Tag: Falstaff

  • Bukowski and the Three Flies

    From his father’s crap he falls
    into the bar and plops his basket
    down on a stool and asks
    for a tall Falstaff.
    Three flies fasten to him,
    ogling the brew.

    One runs her fingers through his thick brew
    and pules until he falls
    into her arms and she pulls him
    off his stout cask
    and steals a sip of his Falstaff.
    Another asks,

    touching his face masked,
    with slender pink nails running the rim of his brew,
    tracing the scars on his face,
    when did he first fall
    spoiled and askew.
    The third takes off his shoes and hums a hymn,

    tenderly rubbing his feet, humming,
    his feet half-soled with beach tar, trash
    cans, hums for three hours until Buk is as sober as
    an oaken church pew,
    and the bar flies all fall
    to the bottom of a glass stuck with Falstaff.
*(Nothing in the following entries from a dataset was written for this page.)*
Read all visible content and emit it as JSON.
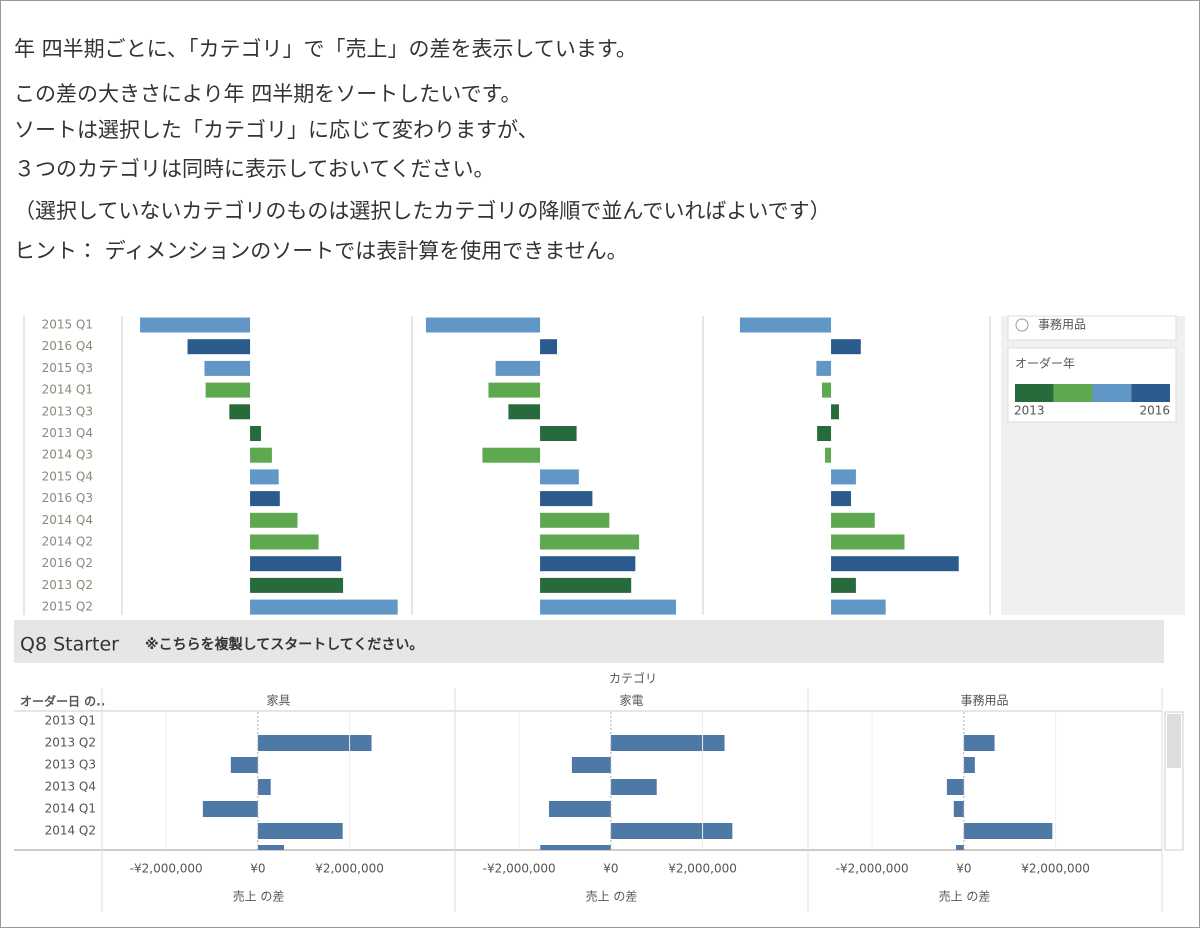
{
  "instructions": [
    "年 四半期ごとに、「カテゴリ」で「売上」の差を表示しています。",
    "この差の大きさにより年 四半期をソートしたいです。",
    "ソートは選択した「カテゴリ」に応じて変わりますが、",
    "３つのカテゴリは同時に表示しておいてください。",
    "（選択していないカテゴリのものは選択したカテゴリの降順で並んでいればよいです）",
    "ヒント： ディメンションのソートでは表計算を使用できません。"
  ],
  "legend_panel": {
    "option": "事務用品",
    "color_legend": {
      "title": "オーダー年",
      "start": "2013",
      "end": "2016",
      "colors": [
        "#276b3d",
        "#5ea84f",
        "#6097c6",
        "#2b5b8c"
      ]
    }
  },
  "chart_data": [
    {
      "type": "bar",
      "orientation": "horizontal",
      "categories": [
        "2015 Q1",
        "2016 Q4",
        "2015 Q3",
        "2014 Q1",
        "2013 Q3",
        "2013 Q4",
        "2014 Q3",
        "2015 Q4",
        "2016 Q3",
        "2014 Q4",
        "2014 Q2",
        "2016 Q2",
        "2013 Q2",
        "2015 Q2"
      ],
      "colors": [
        "#6097c6",
        "#2b5b8c",
        "#6097c6",
        "#5ea84f",
        "#276b3d",
        "#276b3d",
        "#5ea84f",
        "#6097c6",
        "#2b5b8c",
        "#5ea84f",
        "#5ea84f",
        "#2b5b8c",
        "#276b3d",
        "#6097c6"
      ],
      "xlim": [
        -3400000,
        4300000
      ],
      "series": [
        {
          "values": [
            -2920000,
            -1660000,
            -1210000,
            -1180000,
            -550000,
            290000,
            580000,
            760000,
            790000,
            1260000,
            1820000,
            2420000,
            2470000,
            3920000
          ]
        },
        {
          "values": [
            -3030000,
            450000,
            -1180000,
            -1370000,
            -840000,
            970000,
            -1530000,
            1030000,
            1390000,
            1840000,
            2630000,
            2530000,
            2420000,
            3610000
          ]
        },
        {
          "values": [
            -2420000,
            790000,
            -390000,
            -240000,
            210000,
            -370000,
            -160000,
            660000,
            530000,
            1160000,
            1950000,
            3390000,
            660000,
            1450000
          ]
        }
      ]
    },
    {
      "type": "bar",
      "orientation": "horizontal",
      "title": "Q8 Starter",
      "subtitle": "※こちらを複製してスタートしてください。",
      "column_header": "カテゴリ",
      "row_header": "オーダー日 の..",
      "x_label": "売上 の差",
      "categories": [
        "2013 Q1",
        "2013 Q2",
        "2013 Q3",
        "2013 Q4",
        "2014 Q1",
        "2014 Q2",
        null
      ],
      "xlim": [
        -3400000,
        4300000
      ],
      "xticks": [
        {
          "value": -2000000,
          "label": "-¥2,000,000"
        },
        {
          "value": 0,
          "label": "¥0"
        },
        {
          "value": 2000000,
          "label": "¥2,000,000"
        }
      ],
      "series": [
        {
          "name": "家具",
          "color": "#4e79a7",
          "values": [
            null,
            2480000,
            -590000,
            280000,
            -1200000,
            1850000,
            570000
          ]
        },
        {
          "name": "家電",
          "color": "#4e79a7",
          "values": [
            null,
            2480000,
            -850000,
            1000000,
            -1350000,
            2650000,
            -1540000
          ]
        },
        {
          "name": "事務用品",
          "color": "#4e79a7",
          "values": [
            null,
            670000,
            240000,
            -370000,
            -220000,
            1930000,
            -170000
          ]
        }
      ]
    }
  ]
}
    Bukowski from the floor asks for a pint of Falstaff,
    singing a rum tum hymn,
    swatting the air for the flies just fallen.
    The stout sober poet stands ajar and asks
    for just one last brew.
    He rises and drifts like a hot air balloon falls,

    and bewildered asks
    for a full glass of Falstaff,
    a newly fresh falling brew.
    Buk’s humming the fly’s hymn,
    up again, like an upright cask,
    but his hoops break apart and the large man falls,

    misses the last call, and the bartender hoses and flushes him
    and the fallen Falstaff and the flies from the bar, a huge task,
    washes out the flies and brew, and into the gutter they barrel.